Now, here are some numbers for you: On January 3rd, 2007, the day the Democrats took control of both houses of Congress, the Dow Jones Industrial Average closed at 12,621. The unemployment rate on January 3rd, 2007 was 4.6%. The gross domestic product, the economic output for the previous quarter was 3.5%. The economy had just set a record of 52 straight months of job creation: 52 straight months of new jobs every month in the 52 months prior to January 2007. Twenty-six million Americans were on food stamps on January 3rd, 2007.
That number has doubled now. The Social Security program took in something in the neighborhood of $100 billion more than it paid out in 2007. The national debt was approaching $9 trillion. What is it now? Well, the Dow is about the same. It's over 12,000 to 13,255, but that's just recently. For most of the past years the Dow was way down and people were in panic over it. The unemployment rate in January 2007 was 4.6%. Today it's 8.3%, and actually in the 9%'s. GDP in January 2007 was 3.5%. Now it's 1.8%.
In January 2007, the economy had just set a record of 52 straight months of job creation. We're into three straight years of job losses since Obama took office. The Social Security program is now spending more than it takes in, and the national debt is approaching $17 trillion. It was $9 trillion in January of 2007. And four out of the five years -- four out of the last five years -- Democrats have had majorities in the legislative and executive branches. There is no intellectual case that can be made that Republicans are the authors of all this spending or the reason for the economic collapse.
There isn't one Republican policy that's been implemented here, not one conservative policy that's been implemented! And Social Security, for the first time ever, is spending more than it is taking in. We have a $16 trillion national debt. GDP is 2% at best. (It's really around 1.5% and falling.) Our debt is rising. There's no way -- it's not mathematically possible, it's not politically true, it is not factually accurate -- to say that all of this decline (all the bad news) has anything to do with conservatives or Republicans.
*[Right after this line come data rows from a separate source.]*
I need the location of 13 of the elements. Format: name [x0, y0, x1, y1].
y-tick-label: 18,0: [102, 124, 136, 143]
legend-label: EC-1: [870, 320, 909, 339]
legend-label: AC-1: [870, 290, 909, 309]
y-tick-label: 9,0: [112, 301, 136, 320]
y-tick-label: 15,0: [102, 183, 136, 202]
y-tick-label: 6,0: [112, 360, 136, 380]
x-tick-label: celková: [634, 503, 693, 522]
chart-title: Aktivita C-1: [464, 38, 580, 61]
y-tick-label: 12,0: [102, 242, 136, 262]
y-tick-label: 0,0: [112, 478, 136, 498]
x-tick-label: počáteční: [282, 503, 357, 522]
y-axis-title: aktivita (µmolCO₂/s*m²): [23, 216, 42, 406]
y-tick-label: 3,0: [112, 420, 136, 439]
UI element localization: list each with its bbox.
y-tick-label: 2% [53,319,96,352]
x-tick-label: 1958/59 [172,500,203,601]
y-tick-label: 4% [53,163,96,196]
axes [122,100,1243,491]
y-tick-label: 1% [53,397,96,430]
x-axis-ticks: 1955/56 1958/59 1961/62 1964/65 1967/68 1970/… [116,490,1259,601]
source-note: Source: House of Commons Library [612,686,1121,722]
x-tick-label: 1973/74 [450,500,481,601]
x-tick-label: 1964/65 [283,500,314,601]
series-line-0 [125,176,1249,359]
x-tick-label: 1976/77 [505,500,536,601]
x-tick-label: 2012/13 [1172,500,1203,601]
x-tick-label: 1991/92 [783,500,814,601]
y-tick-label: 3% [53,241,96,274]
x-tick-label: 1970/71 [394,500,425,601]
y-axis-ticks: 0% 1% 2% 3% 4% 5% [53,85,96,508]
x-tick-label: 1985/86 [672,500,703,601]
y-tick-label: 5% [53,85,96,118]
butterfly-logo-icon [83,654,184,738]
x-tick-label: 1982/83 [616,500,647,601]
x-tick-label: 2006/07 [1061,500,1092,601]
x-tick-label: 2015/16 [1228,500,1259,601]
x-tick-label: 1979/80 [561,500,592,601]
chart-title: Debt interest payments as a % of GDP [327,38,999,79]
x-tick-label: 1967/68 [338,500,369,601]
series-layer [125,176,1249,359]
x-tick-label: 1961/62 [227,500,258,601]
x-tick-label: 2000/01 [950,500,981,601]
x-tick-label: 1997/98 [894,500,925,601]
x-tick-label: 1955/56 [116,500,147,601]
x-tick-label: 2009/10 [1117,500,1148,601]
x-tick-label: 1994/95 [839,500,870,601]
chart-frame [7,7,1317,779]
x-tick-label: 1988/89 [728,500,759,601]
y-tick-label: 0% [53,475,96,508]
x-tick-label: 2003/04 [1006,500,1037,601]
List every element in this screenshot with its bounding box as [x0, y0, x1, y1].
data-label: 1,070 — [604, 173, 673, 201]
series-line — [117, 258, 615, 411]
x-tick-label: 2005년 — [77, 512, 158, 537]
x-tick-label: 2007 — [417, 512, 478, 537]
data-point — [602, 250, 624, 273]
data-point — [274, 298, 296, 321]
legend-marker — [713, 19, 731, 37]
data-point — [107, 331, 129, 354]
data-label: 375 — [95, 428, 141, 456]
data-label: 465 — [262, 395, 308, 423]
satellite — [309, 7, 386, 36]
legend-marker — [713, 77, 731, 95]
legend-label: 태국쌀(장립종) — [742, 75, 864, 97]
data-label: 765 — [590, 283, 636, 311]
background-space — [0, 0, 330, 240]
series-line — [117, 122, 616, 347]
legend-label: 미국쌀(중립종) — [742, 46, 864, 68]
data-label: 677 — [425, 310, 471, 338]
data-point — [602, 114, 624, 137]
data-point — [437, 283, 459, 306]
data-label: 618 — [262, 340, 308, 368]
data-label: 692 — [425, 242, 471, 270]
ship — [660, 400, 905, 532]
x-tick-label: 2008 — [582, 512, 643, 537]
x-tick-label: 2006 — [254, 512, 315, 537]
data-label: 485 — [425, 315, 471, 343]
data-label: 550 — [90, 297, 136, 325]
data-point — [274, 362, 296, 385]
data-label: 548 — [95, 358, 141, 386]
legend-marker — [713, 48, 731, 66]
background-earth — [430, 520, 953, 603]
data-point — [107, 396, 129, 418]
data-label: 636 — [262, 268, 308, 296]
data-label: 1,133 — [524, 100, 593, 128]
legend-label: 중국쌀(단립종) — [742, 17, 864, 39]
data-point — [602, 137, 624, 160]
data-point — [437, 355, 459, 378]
They just haven't had enough power, and they haven't had the ability to stop any of this. Now, some of you might say (impression), "Well, Rush, it's not that they don't have the ability. They don't have the guts!" Well, that may be true, too. But regardless, they haven't been able to stop it even if they had wanted to. We can argue about whether they want to or not another day. But even if they'd wanted to, they haven't been able to.